On dit que les Bordelais sont solitaires et égocentriques. Avec notre démarche collective on montre qu'il n'en est rien ! » s'amuse le vigneron Philippe Bardet. Président de l'association Système de Management Environnemental des vins de Bordeaux (SME), il recevait des mains de l'AFNOR le renouvellement de la certification ISO 14 001 de la démarche, démontrant ce 8 juillet que les Bordelais sont bien entêtés. Alors que la mode est à l'agroécologie ministérielle*, le vignoble girondin a en effet maintenu son cap de développement durable, tracé depuis 2011 par l'association SME. A l'époque, 28 entreprises étaient certifiées (pour 2 000 hectares de vignes), aujourd'hui, on en dénombre 122 (avec équivalence HVE niveau 2), pour plus de 300 engagées (soit plus de 12 000 hectares). Se réjouissant que Bordeaux ait été le premier vignoble français à s'atteler collectivement à ce travail, le président du Conseil Interprofessionnel des Vins de Bordeaux, Bernard Farges, n'a pas manqué de souligner l'enjeu de cette démarche pour l'image des vins de Gironde, et surtout « l'effet de levier et d'émulation qui place cette démarche en dehors de toute idéologie et pour tous les profils d'entreprises (vignerons, caves coopératives, négoce... »

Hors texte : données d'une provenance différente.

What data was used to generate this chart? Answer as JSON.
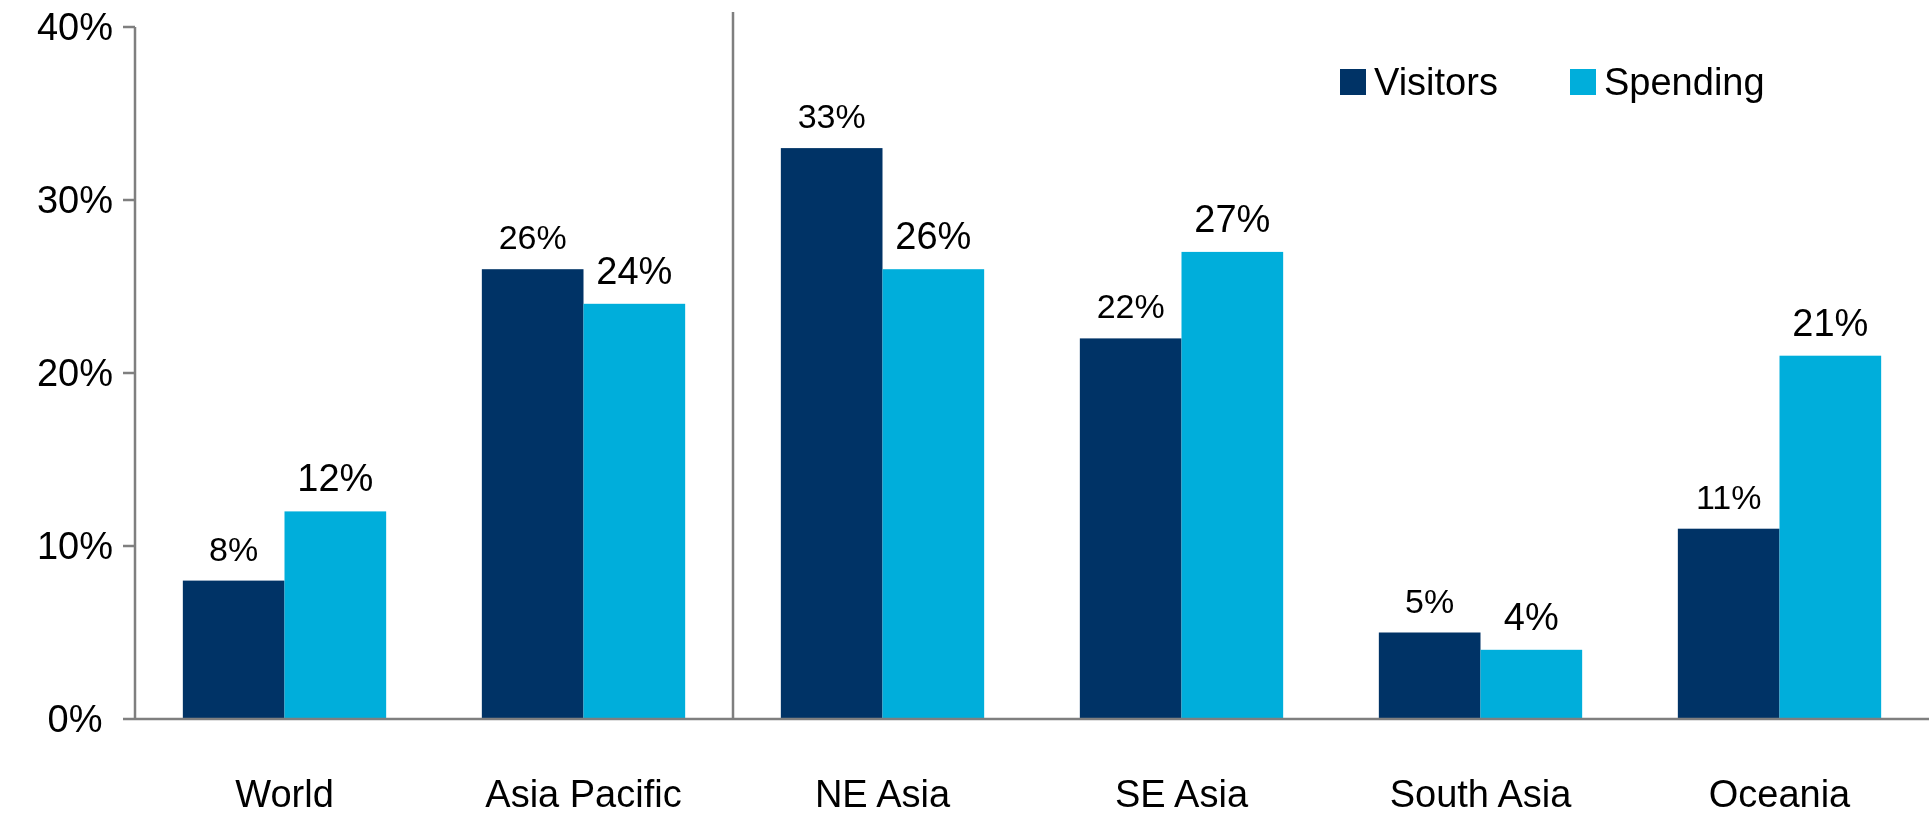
{
  "chart_data": {
    "type": "bar",
    "categories": [
      "World",
      "Asia Pacific",
      "NE Asia",
      "SE Asia",
      "South Asia",
      "Oceania"
    ],
    "series": [
      {
        "name": "Visitors",
        "color": "#003366",
        "values": [
          8,
          26,
          33,
          22,
          5,
          11
        ],
        "value_labels": [
          "8%",
          "26%",
          "33%",
          "22%",
          "5%",
          "11%"
        ]
      },
      {
        "name": "Spending",
        "color": "#00aedb",
        "values": [
          12,
          24,
          26,
          27,
          4,
          21
        ],
        "value_labels": [
          "12%",
          "24%",
          "26%",
          "27%",
          "4%",
          "21%"
        ]
      }
    ],
    "ylim": [
      0,
      40
    ],
    "yticks": [
      {
        "value": 0,
        "label": "0%"
      },
      {
        "value": 10,
        "label": "10%"
      },
      {
        "value": 20,
        "label": "20%"
      },
      {
        "value": 30,
        "label": "30%"
      },
      {
        "value": 40,
        "label": "40%"
      }
    ],
    "grid": false,
    "legend": "top right"
  }
}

Les professionnels ayant intégré le SME apprécient en effet l'approche exhaustive de cette démarche, « de la vigne au verre » résume Alexis Raoux, le responsable développement durable du groupe Castel Frères. « La norme ISO permet une réflexion globale, plus appropriée que des labels spécialisés et cahiers des charges restrictifs (par exemple la bio ne s'occupe que des intrants) ». Si l'association SME est particulièrement mobilisée pour faire connaître sa démarche dans le vignoble et les chais, elle n'est pas encore arrivée à l'étape de communication, et encore moins du marketing. Par exemple, Castel Frères n'a pas (encore) lancé de gamme éco-conçue. Alexis Raoux explique que ce retard s'inscrit dans une stratégie à moyen terme : « les équipes de marketing, d'achat et de commercialisation ont été sensibilisées, mais on n'est pas encore assez suffisamment carrés pour lancer une communication à outrance. Dans deux ans, on pourra utiliser la démarche pour valoriser nos gammes. »
En attendant de juger des effets commerciaux de cette démarche, c'est son efficacité qui séduit : la mutualisation des achats d'intrants, les échanges entre entreprises, une meilleure gestions de l'énergie, mais aussi de l'eau, des rejets d'effluents... Sans oublier le management, cœur de la démarche qui remet la réflexion au centre des équipes, de la sécurisation des postes de travail à l'esprit d'entreprendre. Concrètement, l'association offre aux entreprises viti-vinicoles l'expérience de ses animateurs, un outil de diagnostic environnemental (gestion des zones enherbées, protection des cours d'eau...) et surtout une plate-forme de veille réglementaire. « La fin du calvaire pour les entreprises » souligne Philippe Bardet. « Si l'on prend les normes comme une gêne, un boulet, c'est la fin des haricots ! Elles doivent être vues comme des éléments structurants. C'est comme un plan comptable : c'est le même pour tous, mais on ne met pas tous les mêmes choses dedans. »
* : ou « agro-démagogie gouvernementale » nous confiait récemment un représentant de la filière vin.